The Talmud sage Rabbi Nehunya ben HaKana [not to be confused with Hakuna Matata] was once asked the question above by his disciples. They rightfully wanted to know from their master teacher what he did to live to such a ripe old age. This begins a larger Talmudic discussion where the sages spill their longevity secrets. Free of cost, I will be sharing many of them with you. Combine them with yogurt eating and you just may live forever!
Rabbi Nehunya: "In all my days, I never attained veneration at the expense of someone's degradation. Nor did my fellow's curse go up with me upon my bed. And I was always openhanded with money." When asked later, by others, he added: "In all my days I never accepted gifts. Nor was I ever inflexible by exacting a measure of retribution against those who wronged me. And I was always openhanded with my money." This rabbi was able to live with an inner security that came from giving: giving people goodwill, granting them forgiveness, and sharing his material wealth (a fact he stresses twice when asked).
Rabbi Yehoshua ben Korha: "In all my days I never gazed at the likeness of a wicked man." This rabbi achieved old age by surrounding himself with good people who generated positive influences that kept him young at heart and in mind.
Rabbi Zeira: "In all my days I was never angry inside my house. Nor did I ever walk ahead of someone who was a greater Torah scholar than me. Nor did I ever walk four cubits without words of Torah nor without wearing tefillin. Nor did I ever sleep in a study hall, neither a deep sleep nor a brief nap. Nor did I ever rejoice when my fellow stumbled. Nor did I ever call my fellow by a derogatory nickname." This rabbi lived a long time because he abided in humility and sensitivity to others. He was also able to make the most of a meaningful moment by staying fully awake in his own life.
What fascinates me, in addition to the answers, is the sheer premise made by these ancient rabbis more than two thousand years ago.
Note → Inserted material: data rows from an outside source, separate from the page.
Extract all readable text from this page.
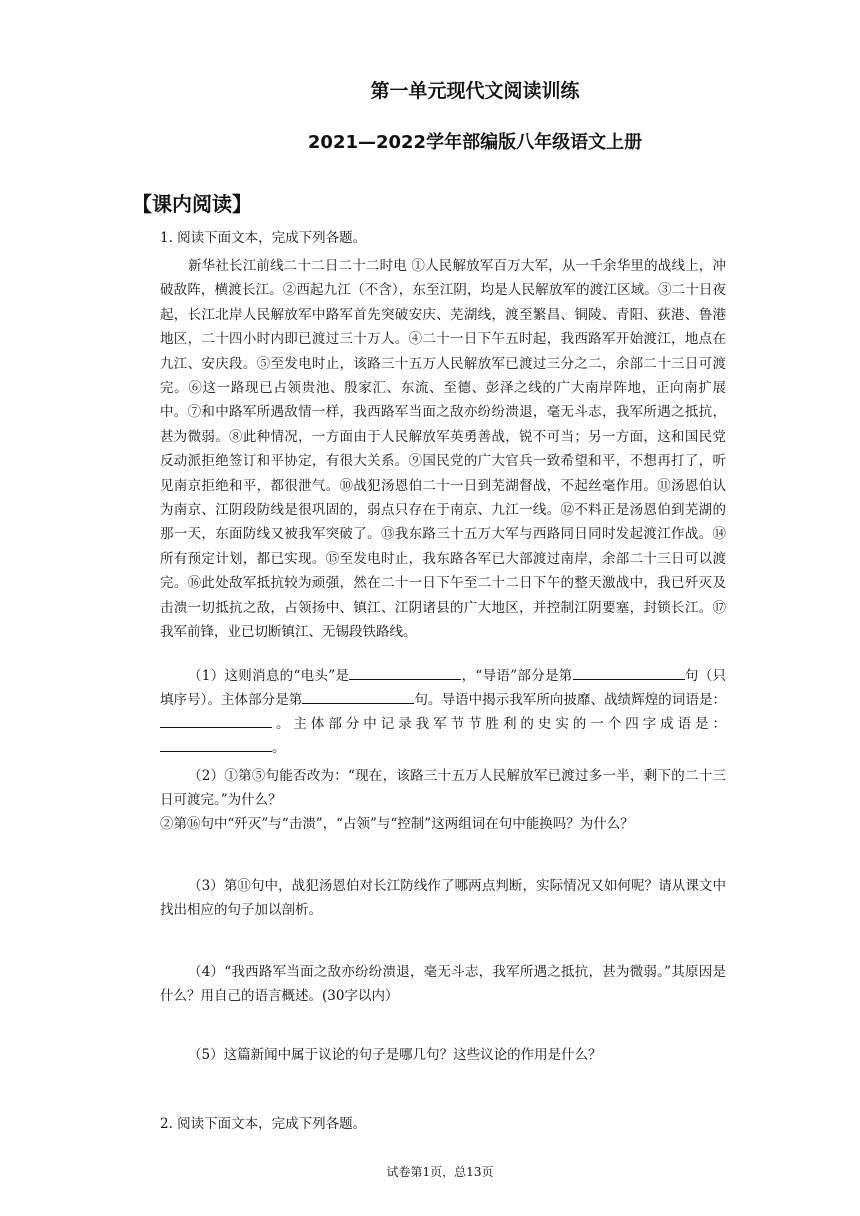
第一单元现代文阅读训练
2021—2022学年部编版八年级语文上册
【课内阅读】
1. 阅读下面文本，完成下列各题。

新华社长江前线二十二日二十二时电 ①人民解放军百万大军，从一千余华里的战线上，冲破敌阵，横渡长江。②西起九江（不含），东至江阴，均是人民解放军的渡江区域。③二十日夜起，长江北岸人民解放军中路军首先突破安庆、芜湖线，渡至繁昌、铜陵、青阳、荻港、鲁港地区，二十四小时内即已渡过三十万人。④二十一日下午五时起，我西路军开始渡江，地点在九江、安庆段。⑤至发电时止，该路三十五万人民解放军已渡过三分之二，余部二十三日可渡完。⑥这一路现已占领贵池、殷家汇、东流、至德、彭泽之线的广大南岸阵地，正向南扩展中。⑦和中路军所遇敌情一样，我西路军当面之敌亦纷纷溃退，毫无斗志，我军所遇之抵抗，甚为微弱。⑧此种情况，一方面由于人民解放军英勇善战，锐不可当；另一方面，这和国民党反动派拒绝签订和平协定，有很大关系。⑨国民党的广大官兵一致希望和平，不想再打了，听见南京拒绝和平，都很泄气。⑩战犯汤恩伯二十一日到芜湖督战，不起丝毫作用。⑪汤恩伯认为南京、江阴段防线是很巩固的，弱点只存在于南京、九江一线。⑫不料正是汤恩伯到芜湖的那一天，东面防线又被我军突破了。⑬我东路三十五万大军与西路同日同时发起渡江作战。⑭所有预定计划，都已实现。⑮至发电时止，我东路各军已大部渡过南岸，余部二十三日可以渡完。⑯此处敌军抵抗较为顽强，然在二十一日下午至二十二日下午的整天激战中，我已歼灭及击溃一切抵抗之敌，占领扬中、镇江、江阴诸县的广大地区，并控制江阴要塞，封锁长江。⑰我军前锋，业已切断镇江、无锡段铁路线。

（1）这则消息的“电头”是	，“导语”部分是第	句（只填序号）。主体部分是第	句。导语中揭示我军所向披靡、战绩辉煌的词语是：。主体部分中记录我军节节胜利的史实的一个四字成语是：。

（2）①第⑤句能否改为：“现在，该路三十五万人民解放军已渡过多一半，剩下的二十三日可渡完。”为什么？

②第⑯句中“歼灭”与“击溃”，“占领”与“控制”这两组词在句中能换吗？为什么？

（3）第⑪句中，战犯汤恩伯对长江防线作了哪两点判断，实际情况又如何呢？请从课文中找出相应的句子加以剖析。

（4）“我西路军当面之敌亦纷纷溃退，毫无斗志，我军所遇之抵抗，甚为微弱。”其原因是什么？用自己的语言概述。(30字以内）

（5）这篇新闻中属于议论的句子是哪几句？这些议论的作用是什么？

2. 阅读下面文本，完成下列各题。
试卷第1页，总13页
They believed that with great reflection and wisdom, they could hazard a guess about their longevity. Instead of berating themselves for all that they did wrong in the past and might repeat in the future, they were able to look back with pride at the lives of virtue that they crafted. They could identify behaviors and tendencies that made the quality of life deep and worthwhile.
You don't have to be old to do that. You do have to take some time to ask why God blessed you with the very particular life you lead. You do have to believe that you were created in the divine image at this specific point in time and history to make certain contributions. In what merit are you here right now? What have you done to deserve this life, in the most positive sense?
This Shabbat - as we begin to cap the summer and welcome the High Holidays - perhaps we can each take some time to reflect as individuals and as families about our larger question of purpose the way that the sages did and to pat ourselves on the back for the good that we do.
What acts of virtue or acts of restraint have you done to receive the gift of life today?